Friday, August 29, 2008


When I started undergrad, I knew exactly what I wanted to major in. By the way - it was not engineering, it was a fundamental science. My drive resulted from everyone (except my parents who are the epitome of support in this respect) telling me that I couldn't do it. My high school teachers, most of my high school classmates, and many of my college professors all were very discouraging. But instead of being convinced out of pursuing this field, it actually convinced me even more.

My mom refers to this as my stubborn streak. When I was child, she used to view this in a negative light. Now she agrees it is probably my best asset. Apparently, it is an inherited trait which runs deep in our family.

It definitely got me through undergrad - I was told I couldn't do things so many times I lost count. I could take three lab courses simultaneously. I couldn't take an MBA course. My senior thesis project - it couldn't be done (I did it - it was hard, but it got done). I just shouldn't even bother applying to grad school with my subject GRE score. You know what - I have yet to meet someone who does well on that stupid test!

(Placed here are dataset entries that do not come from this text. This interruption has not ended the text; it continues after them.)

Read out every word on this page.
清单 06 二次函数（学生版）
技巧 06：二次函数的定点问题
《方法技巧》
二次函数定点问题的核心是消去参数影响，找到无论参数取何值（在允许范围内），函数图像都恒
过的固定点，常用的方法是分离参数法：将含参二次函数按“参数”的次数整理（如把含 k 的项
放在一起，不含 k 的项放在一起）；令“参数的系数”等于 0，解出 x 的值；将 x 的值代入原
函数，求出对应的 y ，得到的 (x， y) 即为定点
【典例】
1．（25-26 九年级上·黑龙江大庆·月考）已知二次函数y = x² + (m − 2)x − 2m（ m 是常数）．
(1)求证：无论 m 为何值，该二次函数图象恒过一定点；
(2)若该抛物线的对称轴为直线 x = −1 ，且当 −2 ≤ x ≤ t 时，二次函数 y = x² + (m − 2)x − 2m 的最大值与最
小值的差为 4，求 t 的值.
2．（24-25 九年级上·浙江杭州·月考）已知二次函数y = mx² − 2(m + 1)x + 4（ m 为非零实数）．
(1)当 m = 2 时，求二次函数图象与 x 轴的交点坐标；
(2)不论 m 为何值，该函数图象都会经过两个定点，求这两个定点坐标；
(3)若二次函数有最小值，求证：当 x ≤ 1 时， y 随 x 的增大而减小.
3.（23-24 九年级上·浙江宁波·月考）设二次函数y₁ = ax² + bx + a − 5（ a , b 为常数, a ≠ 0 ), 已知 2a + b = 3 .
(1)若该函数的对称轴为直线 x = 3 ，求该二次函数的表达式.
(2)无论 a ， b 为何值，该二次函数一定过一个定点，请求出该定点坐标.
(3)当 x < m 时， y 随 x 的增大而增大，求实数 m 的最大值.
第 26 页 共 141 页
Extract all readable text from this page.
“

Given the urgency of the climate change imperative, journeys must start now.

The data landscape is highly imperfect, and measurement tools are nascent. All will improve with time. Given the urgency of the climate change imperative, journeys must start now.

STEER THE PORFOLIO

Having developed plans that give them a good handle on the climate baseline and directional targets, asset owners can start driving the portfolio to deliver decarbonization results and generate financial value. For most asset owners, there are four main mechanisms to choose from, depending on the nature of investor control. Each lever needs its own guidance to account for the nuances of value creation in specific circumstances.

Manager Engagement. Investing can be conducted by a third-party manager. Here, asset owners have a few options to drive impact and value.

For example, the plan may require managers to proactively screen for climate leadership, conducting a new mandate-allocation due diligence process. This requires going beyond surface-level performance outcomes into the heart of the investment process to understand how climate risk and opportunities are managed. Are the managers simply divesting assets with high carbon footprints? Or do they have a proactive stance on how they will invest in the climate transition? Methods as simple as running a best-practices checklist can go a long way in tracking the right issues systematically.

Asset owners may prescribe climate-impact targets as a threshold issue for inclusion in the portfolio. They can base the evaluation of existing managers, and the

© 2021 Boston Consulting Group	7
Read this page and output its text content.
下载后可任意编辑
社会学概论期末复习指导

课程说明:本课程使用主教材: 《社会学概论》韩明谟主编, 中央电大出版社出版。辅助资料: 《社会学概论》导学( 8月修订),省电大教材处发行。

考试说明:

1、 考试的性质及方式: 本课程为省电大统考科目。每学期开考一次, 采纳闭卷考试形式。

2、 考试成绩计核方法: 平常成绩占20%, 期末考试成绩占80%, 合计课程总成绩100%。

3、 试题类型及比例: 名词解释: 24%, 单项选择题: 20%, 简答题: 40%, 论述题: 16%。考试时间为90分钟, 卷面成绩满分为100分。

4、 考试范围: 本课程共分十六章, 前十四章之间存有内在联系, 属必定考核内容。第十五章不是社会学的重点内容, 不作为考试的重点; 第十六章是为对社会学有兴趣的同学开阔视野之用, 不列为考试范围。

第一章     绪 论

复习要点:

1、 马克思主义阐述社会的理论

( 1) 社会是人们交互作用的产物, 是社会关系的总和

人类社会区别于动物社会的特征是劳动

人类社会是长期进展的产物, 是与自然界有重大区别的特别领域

Then, in grad school, the same cycle repeated. And as an experimentalist, I have to say stubbornness is definitely important. Especially if you think something can be done. I did many experiments that other students had dropped because they gave up. Giving up is lame. Trying the same approach for 1 yr is stupid - but giving up, especially on experiments which can lead to really interesting results, can lead to even more wasted time. It takes a lot of time to come up to speed in a research area, understand the purpose of project and begin experiments. Why not try 2, 5, 10 different approaches to reach the final goal?

Science is about thinking outside of the box and coming up with creative solutions to complex problems, and many of my male colleagues in grad school would stop when the first easy solution failed. If it was easy, it probably would have been done. It is only interesting because it is hard. And finding the solution is part of the fun.

Anyway, this only comes up now because I gave one of my students a project in May, which from my perspective sounded easy - everything is easy when you are the advisor. You get to sit in the office and state the beginning and the end, and wait for results. Maybe not that easy, but all of the details, like taking time-points every 2 hrs (I had friends in Biology - I felt so sorry for them), just happen, magically.

In any case, it sounded straight forward, but in June, he began to run into some problems. Reported them, then said he would fix them. Then in July, he had fixed them - he did a literature search, came up with a new solution based on a modification of a method found in literature (which was published in the 1970's), and it worked. Then he characterized his samples using like 10 different methods, and everything triangulated. I'm just so proud of him. Granted, it all worked out in a couple months - but he also works 6 days a week, 12 hrs a day. So for a normal grad student, it probably would have taken much longer.

1 comment:

Anonymous said...

As an another female engineer, I can say that one's stubborn streak is truly a terrific asset!